Since her 2017 arrest and 2019 conviction by a Manhattan jury for bilking banks, stealing a private jet, skipping out on hotel bills and conning New York's elite, Sorokin had spent just six weeks out of custody, following completion of her minimum four-year sentence in February 2021
NEW YORK — Even in the days leading up to her deportation, Anna Sorokin appeared not to believe media speculation that she would soon be sent back to Germany. The rumors were devastating to the fake German heiress, who prefers to be called Anna Delvey and whose exploits were fictionalized on “Inventing Anna,” a Netflix series created by Shonda Rhimes and released last month.

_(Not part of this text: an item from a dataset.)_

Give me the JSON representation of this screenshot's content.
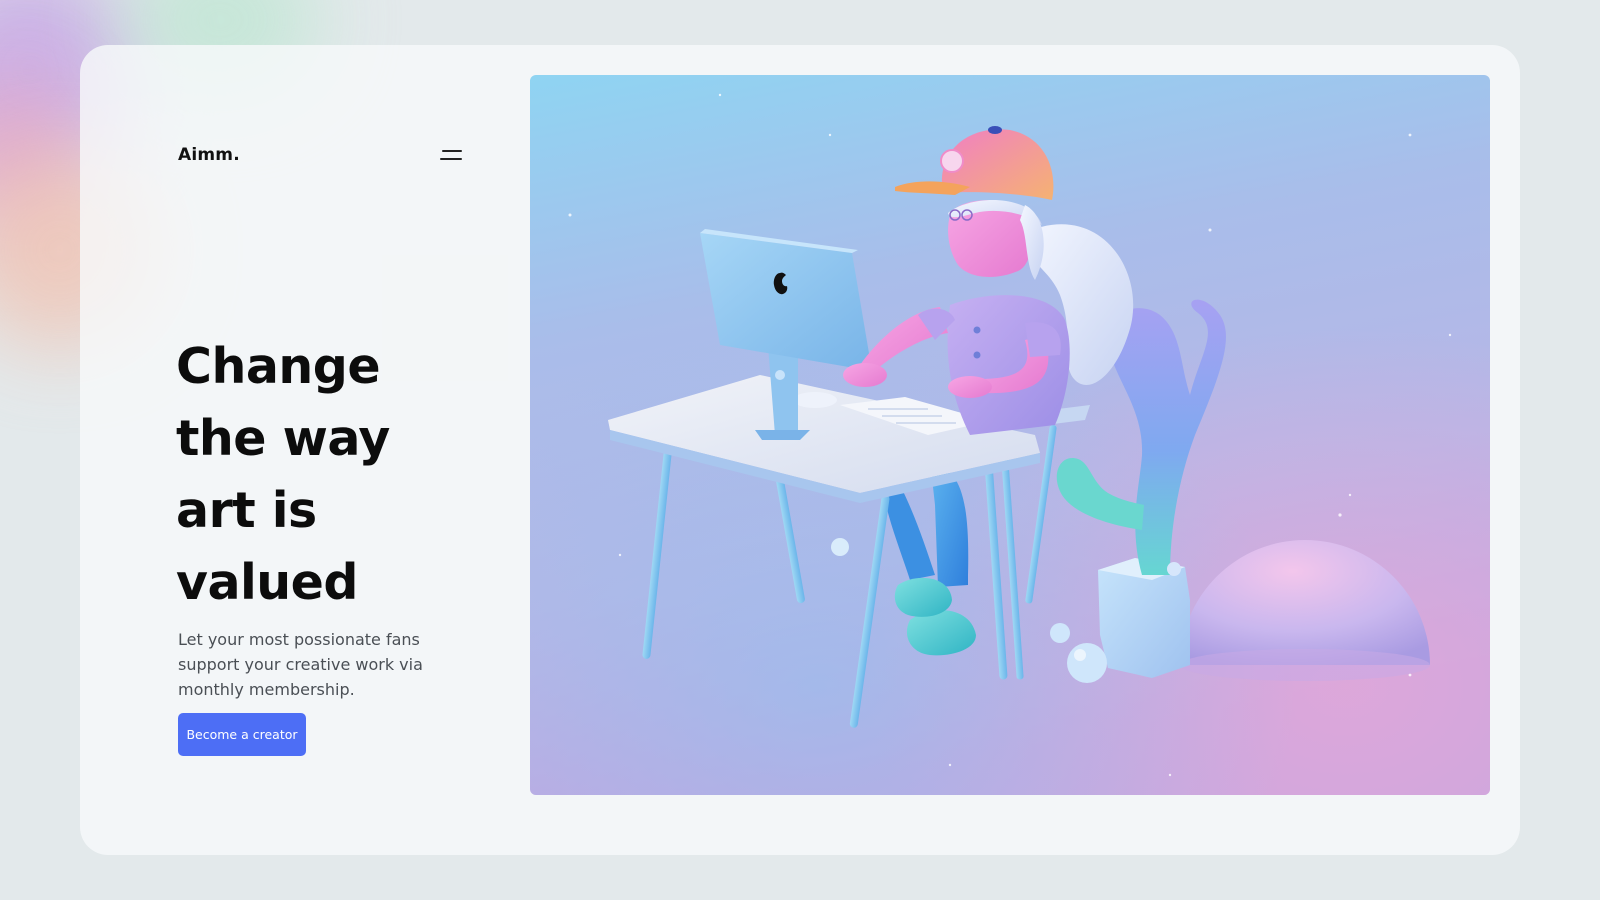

Since her 2017 arrest and subsequent 2019 conviction by a Manhattan jury for bilking banks, stealing a private jet, skipping out on hotel bills and conning New York’s elite, Sorokin, 31, had spent just six weeks out of custody, following completion of her minimum four-year sentence in February 2021.
Then, last March, amid a bevy of media appearances, at a routine check-in at the U.S. Immigration and Customs Enforcement office in lower Manhattan, ICE authorities arrested her on charges of overstaying her visa.
From detention cells in New Jersey and at Orange County Correctional Facility in Goshen, New York, Sorokin, who was born in Russia but has family in Germany, fought her deportation for almost a year. Once, in a phone interview, she referred to deportation as feeling like “a big L on my end.”
But she lost her battle. By Monday afternoon, the texting app that allows for communication with inmates at the correctional facility noted that Sorokin had been released from its custody. Several friends who had spoken to her Monday morning confirmed her imminent deportation.